Do you spend time interpreting dreams? I used to, when I was a teenager I had a phase of thinking every single dream meant something. I would search through books trying to find the meaning for my teeth falling out or dreaming that I was falling. These days I don't do that, I have far too much other stuff to do! Sometimes though I do have dreams that bother me, and I wonder if there's any significance. Tim wrote a post about a dream he had and it reminded me that I used to interpret them. The thing is we can't waste time trying to figure out what these dreams mean, we should just get on with living life to the full. You never know what is around the next corner.
Remember when you were young and had no responsibilities? When the world was your oyster, your dreams soared, and nothing seemed impossible? How different life can be when you're a parent. I still dream, but I think the responsibilities and obligations can mean you put those dreams to the back of the queue. Wade wrote about this recently in Something I Miss. A great post about having that 'me-time' all the time!

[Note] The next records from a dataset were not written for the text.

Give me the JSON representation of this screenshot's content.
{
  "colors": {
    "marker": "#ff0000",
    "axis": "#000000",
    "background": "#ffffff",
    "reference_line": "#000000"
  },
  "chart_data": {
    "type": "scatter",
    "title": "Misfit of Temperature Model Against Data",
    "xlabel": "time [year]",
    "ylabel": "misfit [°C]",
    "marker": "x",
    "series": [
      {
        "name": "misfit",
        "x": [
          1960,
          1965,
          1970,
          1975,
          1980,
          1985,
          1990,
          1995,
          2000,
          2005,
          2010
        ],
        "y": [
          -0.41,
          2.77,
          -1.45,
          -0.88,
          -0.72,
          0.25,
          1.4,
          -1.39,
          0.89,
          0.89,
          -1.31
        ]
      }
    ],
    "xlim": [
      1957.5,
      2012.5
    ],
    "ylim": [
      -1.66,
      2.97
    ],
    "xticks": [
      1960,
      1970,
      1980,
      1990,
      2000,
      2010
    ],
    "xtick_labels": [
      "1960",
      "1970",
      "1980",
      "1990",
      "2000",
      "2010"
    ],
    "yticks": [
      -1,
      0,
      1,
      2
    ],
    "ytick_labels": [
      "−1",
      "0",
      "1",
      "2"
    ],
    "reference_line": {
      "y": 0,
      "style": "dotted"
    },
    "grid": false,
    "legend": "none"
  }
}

My eldest boy is 11 years old and sometimes it feels like the teenage years are just around the corner. Other times he's back to his old self when he loved nothing more than having his 'blanky' next to him while watching TV. These days it's not a 'blanky' but a soft fleecy blanket, he'll snuggle under it while watching movies in an evening. Tara has a boy who is much the same, although a little older than BP. She got to review a lovely looking blanket in Teenager in Waiting, and I think I may have to purchase one.
Blogging has often been described as having a therapist, recently by Sarah in Does anyone feel like their blog is their therapist? I couldn't agree more with this, a blog is an outlet and it is so easy to let your fingers fly over the keys and release all that tension. Whether it's a chance to be creative, let go of your stress, or simply an opportunity to rant about something a blog is a fantastic thing!
If you have more than one child your parenting tactics tend to change. What worked on your first child may not work on your second. We often beat ourselves up about not doing things the same, or trying out something we said we never would. Mim's post I'm Not the Mum I Used to Be, talks about just this stuff. How things change when you have more than one child, how you change your attitudes. We grow as parents as our children grow, we learn and adapt.
Being a parent means you absolutely have to know how to build a den. Remember being young and thinking how truly wonderful it was to have a blanket fort? My two love it when I let them have a den and a little while ago I built one in the lounge for them. They were able to play xbox games in there and I was the best mum ever! That's why I loved Jocelyn's post Indoor Den Building in 5 Easy Steps.